These very first days of 2023 find me chewed up and spat out, yet somehow inexplicably alive after the year that just ended. I spent months fighting with myself until, just a few days ago, I finally identified the wound from which I’ve been bleeding. Now all that’s left is to look closely at this pain, to know it, embrace it, and come to terms with it.
This journey has been softened by many beautiful things around me. First and foremost, by family and friends—the people who love you for who you are and believe in you even when you fall and cry. Then rhythm, something I learned from my Steiner school years, has been essential. It grounds you, shields you from storms. And smells, which, more and more as time goes by, make it clear to me that time itself is nothing but an illusion. The smell of new toys. Of arguments. Of intermissions. The smell of seven o’clock in the evening—the calm energy of rest, of coming home, of conversations with loved ones.

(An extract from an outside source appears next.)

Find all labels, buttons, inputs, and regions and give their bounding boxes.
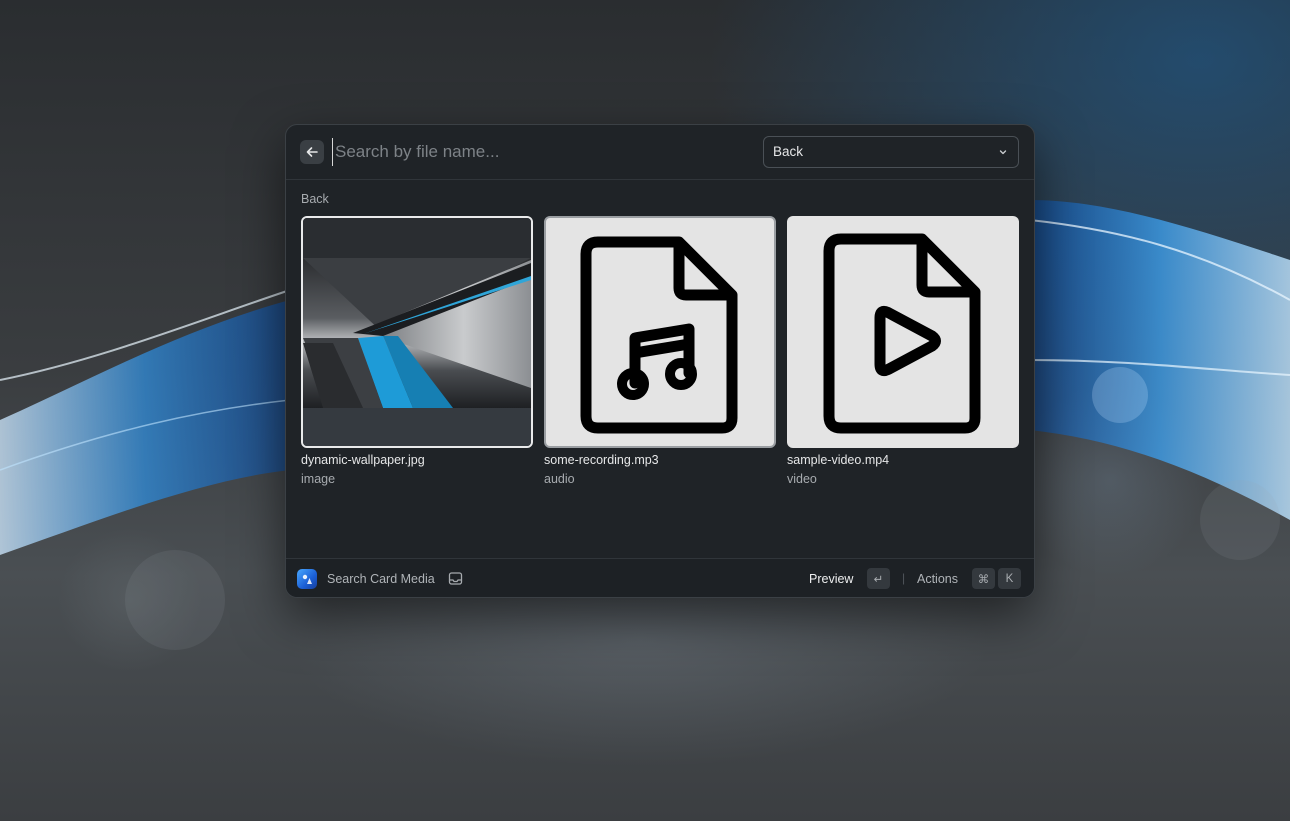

And finally, by a wonderful gift the river has given me, as I keep learning to trust it more and more. Letting go, with relief, of that mania for control instilled in all of us since early childhood. A vital flow, which this time took the form of Barbara Pavan, curator and collector, present wherever in the world there is art connected to textiles of any kind.
One of my works, The Elephant Man, will be exhibited thanks to her incredible creative energy and organizational skill, together with the works of 23 other artists from different countries, in an international show titled Notes on This Time. The press release describes it like this:
“From these premises comes this exhibition, which—as the title suggests—is an exploration of our time, its contradictions, its victories and its defeats. A story entrusted to needle and thread, handed back to the viewer through the talent of artists committed to investigating its lights and shadows, confronting its challenges, and reading its many nuances. From political resistance to the new balances between humans and nature, from migration flows to propaganda, from illness to identity, from war to compulsive consumerism, embroidery here becomes, stitch by stitch, the lexicon to give voice to contemporaneity and to offer us a different vantage point on the reality that surrounds us.”
The exhibition will open on January 21 at 6 p.m. in a space that feels as if it were lifted straight from my dreams. It’s called CasermArcheologica and, since 2017, it has been housed in an ancient noble palace in the historic center of Sansepolcro, in the province of Arezzo. It is dedicated to contemporary art, artistic residencies, and social gatherings that primarily involve the local youth.
Those who oversaw the restoration of the Palazzo Muglioni rooms did so with rare sensitivity and intelligence. The decadence remains. The antiquity of the building is visible everywhere, and the contrast between the history of the place and the modernity of the art woven into it is striking—each empowering the other. I couldn’t have imagined a more beautiful place for my first embroidery exhibition. Or perhaps I did imagine it, many years ago, when I created a virtual gallery for the works of my previous life, set on the terrace of a Roman palace in San Giovanni.
To say I’m excited is an understatement. The exhibition will run until April 15. I can’t wait to meet the other textile artists and see their works on display. I hope to meet some of the people who follow my work there — I know many of them live outside Italy.